# GFS mit 8 Slot Streamer



## Blackhawk50000 (18. Dezember 2008)

Hi,

Ich weiß nicht ob ich hier richtig bin, aber da mein anliegen hauptsächlich mit viel Hardeware zu tun hat, versuchs ichs einfach mal!

Also, in meiner Firma wollen wir nun (endlich) ein richtiges Backupsystem einführen.

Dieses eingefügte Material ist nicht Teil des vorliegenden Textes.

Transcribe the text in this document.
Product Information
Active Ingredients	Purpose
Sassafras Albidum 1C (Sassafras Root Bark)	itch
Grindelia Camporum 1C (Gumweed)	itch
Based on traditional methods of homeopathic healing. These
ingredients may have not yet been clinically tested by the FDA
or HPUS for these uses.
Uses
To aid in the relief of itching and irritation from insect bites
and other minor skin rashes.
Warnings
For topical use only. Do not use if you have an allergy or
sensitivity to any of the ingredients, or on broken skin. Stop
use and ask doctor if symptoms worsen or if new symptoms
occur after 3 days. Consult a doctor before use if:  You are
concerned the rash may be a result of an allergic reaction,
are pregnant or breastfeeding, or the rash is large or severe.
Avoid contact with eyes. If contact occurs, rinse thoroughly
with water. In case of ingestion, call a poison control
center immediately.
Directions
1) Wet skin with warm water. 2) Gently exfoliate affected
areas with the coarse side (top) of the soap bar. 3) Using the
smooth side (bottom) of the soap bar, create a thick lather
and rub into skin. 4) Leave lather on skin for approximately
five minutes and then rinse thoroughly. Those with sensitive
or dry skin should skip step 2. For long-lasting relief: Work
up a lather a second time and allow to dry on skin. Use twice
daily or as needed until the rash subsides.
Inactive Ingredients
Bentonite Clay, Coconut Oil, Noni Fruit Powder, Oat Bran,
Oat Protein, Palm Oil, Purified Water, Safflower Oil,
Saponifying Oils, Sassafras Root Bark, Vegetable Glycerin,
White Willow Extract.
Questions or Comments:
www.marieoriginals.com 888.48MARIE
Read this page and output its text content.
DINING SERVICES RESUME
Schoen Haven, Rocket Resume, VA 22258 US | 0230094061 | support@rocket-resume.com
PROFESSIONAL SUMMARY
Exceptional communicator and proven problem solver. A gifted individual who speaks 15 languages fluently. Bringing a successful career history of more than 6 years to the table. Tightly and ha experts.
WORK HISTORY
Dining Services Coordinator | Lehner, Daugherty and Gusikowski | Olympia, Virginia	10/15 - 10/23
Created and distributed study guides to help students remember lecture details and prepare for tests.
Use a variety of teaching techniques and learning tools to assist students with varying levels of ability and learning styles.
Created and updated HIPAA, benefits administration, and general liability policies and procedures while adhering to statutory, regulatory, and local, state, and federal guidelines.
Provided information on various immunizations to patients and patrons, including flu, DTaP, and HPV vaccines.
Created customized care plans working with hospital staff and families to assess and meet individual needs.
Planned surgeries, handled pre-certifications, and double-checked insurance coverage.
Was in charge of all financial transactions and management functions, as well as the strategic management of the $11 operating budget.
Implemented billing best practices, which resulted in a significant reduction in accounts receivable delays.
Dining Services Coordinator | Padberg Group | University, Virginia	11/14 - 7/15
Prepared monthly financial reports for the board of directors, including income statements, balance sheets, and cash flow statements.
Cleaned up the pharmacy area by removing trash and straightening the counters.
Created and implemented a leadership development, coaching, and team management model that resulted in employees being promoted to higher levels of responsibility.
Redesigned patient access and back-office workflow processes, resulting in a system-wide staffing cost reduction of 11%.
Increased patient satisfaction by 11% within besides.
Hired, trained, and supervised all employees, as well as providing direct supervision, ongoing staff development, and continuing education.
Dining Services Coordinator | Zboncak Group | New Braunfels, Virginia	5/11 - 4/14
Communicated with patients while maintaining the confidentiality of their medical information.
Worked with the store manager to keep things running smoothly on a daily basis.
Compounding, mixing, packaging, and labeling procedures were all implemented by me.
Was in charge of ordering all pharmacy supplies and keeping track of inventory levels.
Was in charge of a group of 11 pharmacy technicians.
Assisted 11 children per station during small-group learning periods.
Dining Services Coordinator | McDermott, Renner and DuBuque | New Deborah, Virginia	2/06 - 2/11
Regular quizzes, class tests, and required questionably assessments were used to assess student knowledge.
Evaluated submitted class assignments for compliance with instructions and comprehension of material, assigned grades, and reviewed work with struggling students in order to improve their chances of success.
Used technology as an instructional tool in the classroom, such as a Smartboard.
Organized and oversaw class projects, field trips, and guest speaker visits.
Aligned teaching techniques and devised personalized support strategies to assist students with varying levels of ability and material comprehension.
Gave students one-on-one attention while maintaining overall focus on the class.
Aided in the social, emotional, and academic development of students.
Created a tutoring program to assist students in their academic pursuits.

Streamer mit 8 Slots (7 + reinigungsband) ist bereits vorhanden.

Software: Arcserve ist ebenfalls da.

Bänder: Genügend.

Nun die Fragen:

Wie muss ich die Bänder in den Streamer legen, wann muss ich sie tauschen, wann kann ich welches Band wieder verwenden, wenn ich einen Routationsplan habe, der Montag, Dienstag, Mittwoch und Donnerstag eine zuwachssicherung macht, und Freitags eine Vollsicherung erstellt?

Was passiert, wenn für eine Sicherung ein Band nicht ausreicht? Wie gehe ich in diesem Fall vor?


Mir fallen keine Fragen weiter ein, aber wenn ihr bei der (hoffentlich verständlichen) Antwort, noch weitere Tipps und Hinweise habt, dann wäre ich sehr dankbar.

Grüße
Blackahwk50000


----------